Though you won’t hear them referred to as such, aluminum knife handles are also alloys just like those made from zinc. The reason why is that aluminum is quite soft and stretchable in its natural state, characteristics that don’t make for durability. However, that changes once manufacturers add in other metals, most typically copper, manganese, silicon, magnesium, and/or zinc itself. Aluminum alloys generally outperform zinc alloys on every measure of strength, including tensile strength, yield strength, and hardness. (Note that this may vary with certain very specific kinds of alloys.)
When it comes to density, aluminum also outperforms zinc — in the opposite direction. Aluminum alloy is about half as dense as zinc, making it much, much lighter. This is the primary reason why many prefer aluminum over zinc from a performance perspective. Another is the fact that you can anodize aluminum, granting it a hard, protective layer by running the aluminum through an acid electrolyte bath with current passing through it. Anodizing also can lead to color or pattern changes, making it an attractive decorative option.
However, aluminum does possess some drawbacks. It’s susceptible to dings and scratches. It conducts ambient temperatures well, meaning it can get uncomfortably cold in cooler climates. It may prove hard to hold if not textured or covered (more on that below). And it’s significantly more expensive than zinc alloys.
In short, aluminum alloys enjoy greater strength, lighter weights, and more decorative options, but you can expect to pay for it.

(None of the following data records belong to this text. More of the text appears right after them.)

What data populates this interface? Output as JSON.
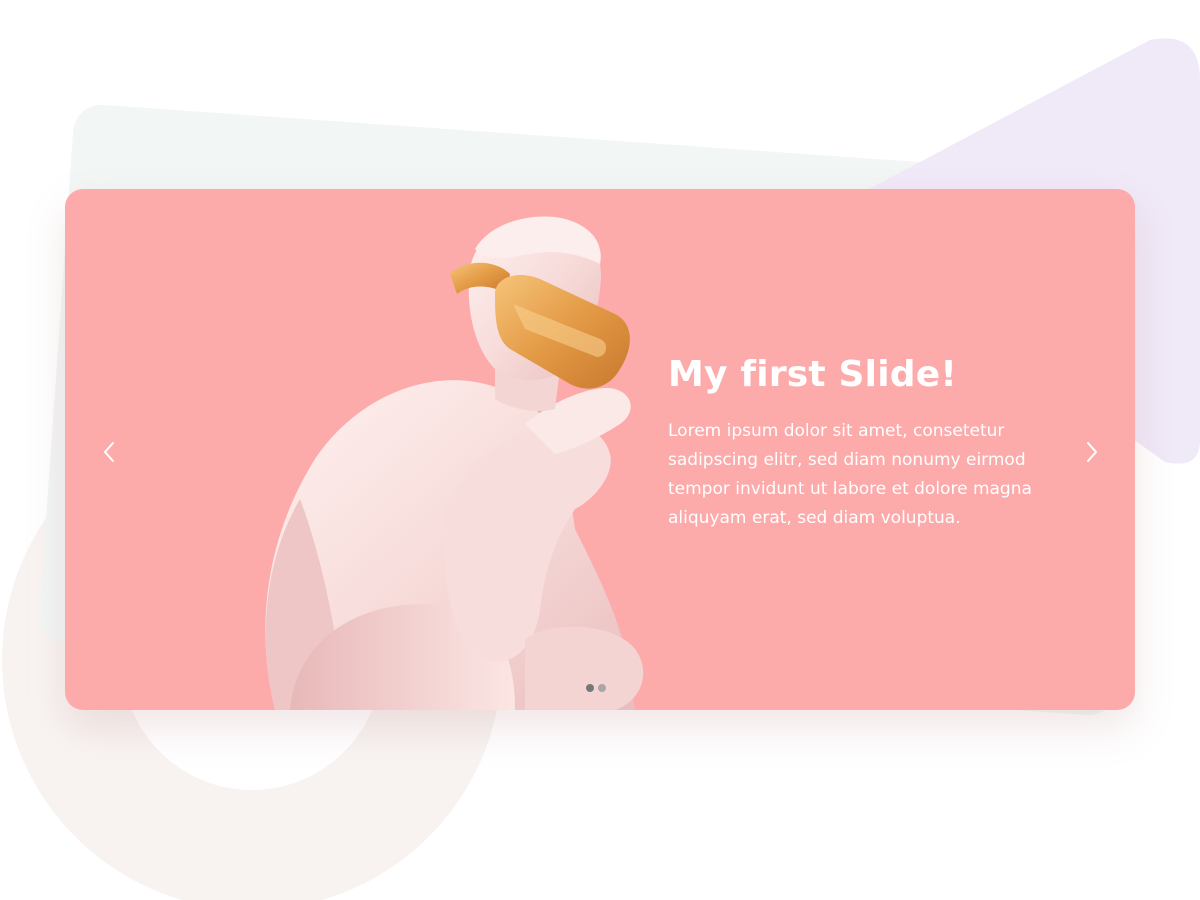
{
  "slide": {
    "title": "My first Slide!",
    "body": "Lorem ipsum dolor sit amet, consetetur sadipscing elitr, sed diam nonumy eirmod tempor invidunt ut labore et dolore magna aliquyam erat, sed diam voluptua."
  },
  "slider": {
    "active_slide": 1,
    "slide_count": 2
  },
  "icons": {
    "prev": "chevron-left-icon",
    "next": "chevron-right-icon",
    "image": "statue-with-vr-headset"
  },
  "colors": {
    "slide_background": "#fdaaaa",
    "text": "#ffffff",
    "dot_active": "#777777",
    "dot_inactive": "#a7a7a7",
    "headset": "#e09a46",
    "decor_triangle": "#f0e9f8",
    "decor_card": "#f2f6f5",
    "decor_ring": "#f8f3f1"
  }
}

Decorative Materials and Functional Coatings Used with OTF Handles
While most OTF knives have handles made of zinc alloy or aluminum, they may also feature additional layers or coatings designed to make them easier to use or to give them a specific look. Some of what you’ll find in the OTF knife market includes …
Employed in many folding knives, steel provides excellent dent, scratch, and stain resistance at the expense of weight. While some OTF knives use it, it’s more often combined with other materials in a handle.
Super light, tough, and non-conductive, titanium can prove expensive. It’s most often used as a coating or with knife elements such as clips.
This catch-all term for material composed of woven carbon strands, carbon fiber usually weighs little and exhibits not-insignificant brittleness, although it’s quality often varies. While you’ll sometimes find it serving as the handle for a folding knife, it it’s more often used as textured panels on OTF knives.
G10 is a composite laminate is easy to grip and features many patterns and colors, but it’s vulnerable to impacts and not of uniformly excellent quality.
Acrylic, Grivory, Micarta, VALOX, and other synthetic thermoplastics sometimes find use as decorative or functional facades on OTF knives.
A kind of ceramic coating, Cerakote can add color and designs to both knife blades and handles.
Rubber and similar rubberized materials are generally employed solely to improve the handling of an OTF knife. They’re prone to degrade over time or when exposed to the elements.